# New web site



## Rex Mann (May 23, 2004)

We have a revamped web site.
Please let me know what you think!

Peace,

Rex

arizonapavers.com


----------



## Nathan (Jul 21, 2003)

By Far... one of the best sites out there.

Did you do it yourself or did you have someone do it?
If you had someone do it how much did you pay?


----------



## Grumpy (Oct 8, 2003)

Definetly not bad.


----------



## Mike Finley (Apr 28, 2004)

Looks nice, the only thing I don't like is the code you have for stoping right mouse clicking. There are a million ways to steal the code or pictures from your site other than right clicking. I dislike it because I am always in the habit of openning new browser windows and leaving a page with multiple links still open. I am always right clicking on links and openning them in new browser windows. I don't think I'm alone in that and the sites with code to disable it I end up not browing very deep because of it.


----------



## Grumpy (Oct 8, 2003)

The easiest way to steal pictures is to do a screen capture with the print screen button.


----------



## Rex Mann (May 23, 2004)

Nathan,

Thanks for the compliment on the site.

We had a design comapny do it for us.

One of my suppliers paid for the entire site to be done to our liking. And,
he pays for the monthly hosting.

Out of pocket $0.00, nada, zilch, freebie!

Peace,

Rex

PAVERSINSTALLED.COM


----------



## mdvaden (Aug 16, 2004)

I think it looks nice.

If it were mine, I think I'd put a photo of a couple of nice looking residences with trees and lawn for display effect. But that's a nice site. It's clean, fast, and the color is nice.

Good job.  

Have you ever loaded up the free Google Toolbar from Google? Once loaded, you can go in it and enable the page rank meter - a strong indicator of where your site ranks. I think you are a 2.

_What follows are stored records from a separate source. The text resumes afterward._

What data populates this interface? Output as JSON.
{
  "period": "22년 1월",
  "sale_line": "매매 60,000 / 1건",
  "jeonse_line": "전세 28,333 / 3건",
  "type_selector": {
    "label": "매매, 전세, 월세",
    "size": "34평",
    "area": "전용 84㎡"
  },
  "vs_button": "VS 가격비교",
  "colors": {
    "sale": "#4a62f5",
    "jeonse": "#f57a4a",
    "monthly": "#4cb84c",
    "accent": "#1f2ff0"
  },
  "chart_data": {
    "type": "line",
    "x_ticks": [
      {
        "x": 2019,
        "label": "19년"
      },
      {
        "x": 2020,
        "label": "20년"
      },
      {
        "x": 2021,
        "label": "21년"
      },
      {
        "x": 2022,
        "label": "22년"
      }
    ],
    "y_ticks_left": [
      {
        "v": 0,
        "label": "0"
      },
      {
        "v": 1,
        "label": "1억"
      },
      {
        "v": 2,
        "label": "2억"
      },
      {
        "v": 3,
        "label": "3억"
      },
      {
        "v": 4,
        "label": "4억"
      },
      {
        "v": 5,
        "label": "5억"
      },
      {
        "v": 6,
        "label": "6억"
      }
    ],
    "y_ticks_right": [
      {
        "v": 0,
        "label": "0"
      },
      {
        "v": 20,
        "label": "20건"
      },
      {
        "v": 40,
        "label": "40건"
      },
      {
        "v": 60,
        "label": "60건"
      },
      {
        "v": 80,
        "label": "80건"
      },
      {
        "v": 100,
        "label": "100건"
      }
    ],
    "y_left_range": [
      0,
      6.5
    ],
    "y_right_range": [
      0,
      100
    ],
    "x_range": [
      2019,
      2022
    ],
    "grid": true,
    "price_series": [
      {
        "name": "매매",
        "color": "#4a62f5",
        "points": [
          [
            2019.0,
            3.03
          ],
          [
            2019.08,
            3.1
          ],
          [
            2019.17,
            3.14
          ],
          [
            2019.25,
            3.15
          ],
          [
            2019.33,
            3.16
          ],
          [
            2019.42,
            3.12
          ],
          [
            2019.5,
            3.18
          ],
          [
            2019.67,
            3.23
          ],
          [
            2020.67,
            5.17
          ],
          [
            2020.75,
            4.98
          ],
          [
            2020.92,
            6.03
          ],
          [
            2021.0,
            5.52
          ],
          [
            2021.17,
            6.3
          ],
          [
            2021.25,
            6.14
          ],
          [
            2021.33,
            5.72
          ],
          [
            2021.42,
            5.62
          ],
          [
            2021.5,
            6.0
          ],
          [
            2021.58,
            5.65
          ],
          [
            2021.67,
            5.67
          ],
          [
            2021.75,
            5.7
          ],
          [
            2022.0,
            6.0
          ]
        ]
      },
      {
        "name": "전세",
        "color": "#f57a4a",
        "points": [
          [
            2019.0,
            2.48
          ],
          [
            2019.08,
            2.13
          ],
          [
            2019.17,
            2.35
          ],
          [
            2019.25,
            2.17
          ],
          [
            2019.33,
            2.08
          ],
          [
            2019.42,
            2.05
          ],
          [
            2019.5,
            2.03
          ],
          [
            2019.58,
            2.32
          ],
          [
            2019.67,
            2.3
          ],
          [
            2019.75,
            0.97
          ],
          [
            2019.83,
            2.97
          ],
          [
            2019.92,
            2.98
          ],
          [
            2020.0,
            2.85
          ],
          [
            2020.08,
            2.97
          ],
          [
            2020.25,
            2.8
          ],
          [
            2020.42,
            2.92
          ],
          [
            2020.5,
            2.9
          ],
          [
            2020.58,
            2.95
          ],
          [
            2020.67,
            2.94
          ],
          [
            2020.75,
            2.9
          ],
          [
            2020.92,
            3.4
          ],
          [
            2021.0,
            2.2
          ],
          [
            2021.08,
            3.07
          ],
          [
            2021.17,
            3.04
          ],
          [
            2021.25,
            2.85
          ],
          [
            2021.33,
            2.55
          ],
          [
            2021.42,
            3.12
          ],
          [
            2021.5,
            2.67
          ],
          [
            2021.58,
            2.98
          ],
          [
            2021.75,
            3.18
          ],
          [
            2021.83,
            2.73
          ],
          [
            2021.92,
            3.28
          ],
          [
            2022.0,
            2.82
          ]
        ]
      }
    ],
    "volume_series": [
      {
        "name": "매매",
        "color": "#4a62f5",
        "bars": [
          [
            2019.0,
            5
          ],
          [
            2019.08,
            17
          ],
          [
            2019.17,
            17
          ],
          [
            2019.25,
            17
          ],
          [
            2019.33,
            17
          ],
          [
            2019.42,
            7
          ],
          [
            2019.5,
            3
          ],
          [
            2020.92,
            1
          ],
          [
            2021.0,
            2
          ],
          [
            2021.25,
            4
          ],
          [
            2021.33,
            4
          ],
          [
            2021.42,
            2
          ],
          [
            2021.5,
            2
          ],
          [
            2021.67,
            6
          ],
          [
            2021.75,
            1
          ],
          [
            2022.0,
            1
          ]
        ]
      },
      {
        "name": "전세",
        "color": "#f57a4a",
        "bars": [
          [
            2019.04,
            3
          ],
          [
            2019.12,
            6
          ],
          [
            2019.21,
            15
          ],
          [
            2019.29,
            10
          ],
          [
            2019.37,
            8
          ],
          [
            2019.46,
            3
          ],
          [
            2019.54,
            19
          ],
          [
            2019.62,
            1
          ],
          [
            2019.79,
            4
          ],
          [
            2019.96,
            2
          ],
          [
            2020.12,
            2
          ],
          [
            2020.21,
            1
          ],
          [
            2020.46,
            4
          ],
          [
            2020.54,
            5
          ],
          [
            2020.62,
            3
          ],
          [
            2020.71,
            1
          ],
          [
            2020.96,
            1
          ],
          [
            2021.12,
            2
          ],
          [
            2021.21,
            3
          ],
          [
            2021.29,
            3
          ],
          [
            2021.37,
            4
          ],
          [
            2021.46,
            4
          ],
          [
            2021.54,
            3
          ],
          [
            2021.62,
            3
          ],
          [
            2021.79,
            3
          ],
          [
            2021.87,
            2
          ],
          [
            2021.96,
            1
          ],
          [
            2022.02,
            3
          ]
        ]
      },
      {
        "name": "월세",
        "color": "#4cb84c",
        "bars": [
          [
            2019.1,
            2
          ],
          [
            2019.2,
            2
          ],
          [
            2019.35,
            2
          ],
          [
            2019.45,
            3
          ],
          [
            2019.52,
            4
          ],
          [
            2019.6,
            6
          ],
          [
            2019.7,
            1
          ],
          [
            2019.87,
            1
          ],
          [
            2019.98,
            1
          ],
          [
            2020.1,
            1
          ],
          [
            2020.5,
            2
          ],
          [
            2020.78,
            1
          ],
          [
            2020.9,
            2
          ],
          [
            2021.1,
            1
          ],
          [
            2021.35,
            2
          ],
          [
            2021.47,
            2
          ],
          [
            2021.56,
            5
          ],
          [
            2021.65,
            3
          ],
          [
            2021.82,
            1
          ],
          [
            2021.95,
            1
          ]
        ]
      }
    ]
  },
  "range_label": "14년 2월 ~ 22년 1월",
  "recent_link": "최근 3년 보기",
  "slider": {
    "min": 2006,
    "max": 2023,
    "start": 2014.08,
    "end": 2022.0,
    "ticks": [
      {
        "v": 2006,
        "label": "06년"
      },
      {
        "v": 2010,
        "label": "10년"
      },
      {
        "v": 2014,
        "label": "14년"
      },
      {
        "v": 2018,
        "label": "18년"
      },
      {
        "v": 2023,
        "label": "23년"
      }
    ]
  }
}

One reason may be your inbound links.

Go to this site:

http://www.linkpopularitycheck.com/...display=true&submit=Check+My+Link+Popularity!

Enter your web address, and you will see how many inbound links come to you. You have about 3.

Type in my URL - about 50 to 65.

My new site http://www.askanarborist.com is only about 2 links. Just a little sprout !

You can put in anyone's website. In fact, you can click - say - MSN to the side, and it displays the links - yours, mine and competitors. And if you click the competitors, it will usually take you to that website on the links page. It may be a place to request a link. And, you may learn of a supplier or resource that you did not know about - interesting, ain't it. :cheesygri


----------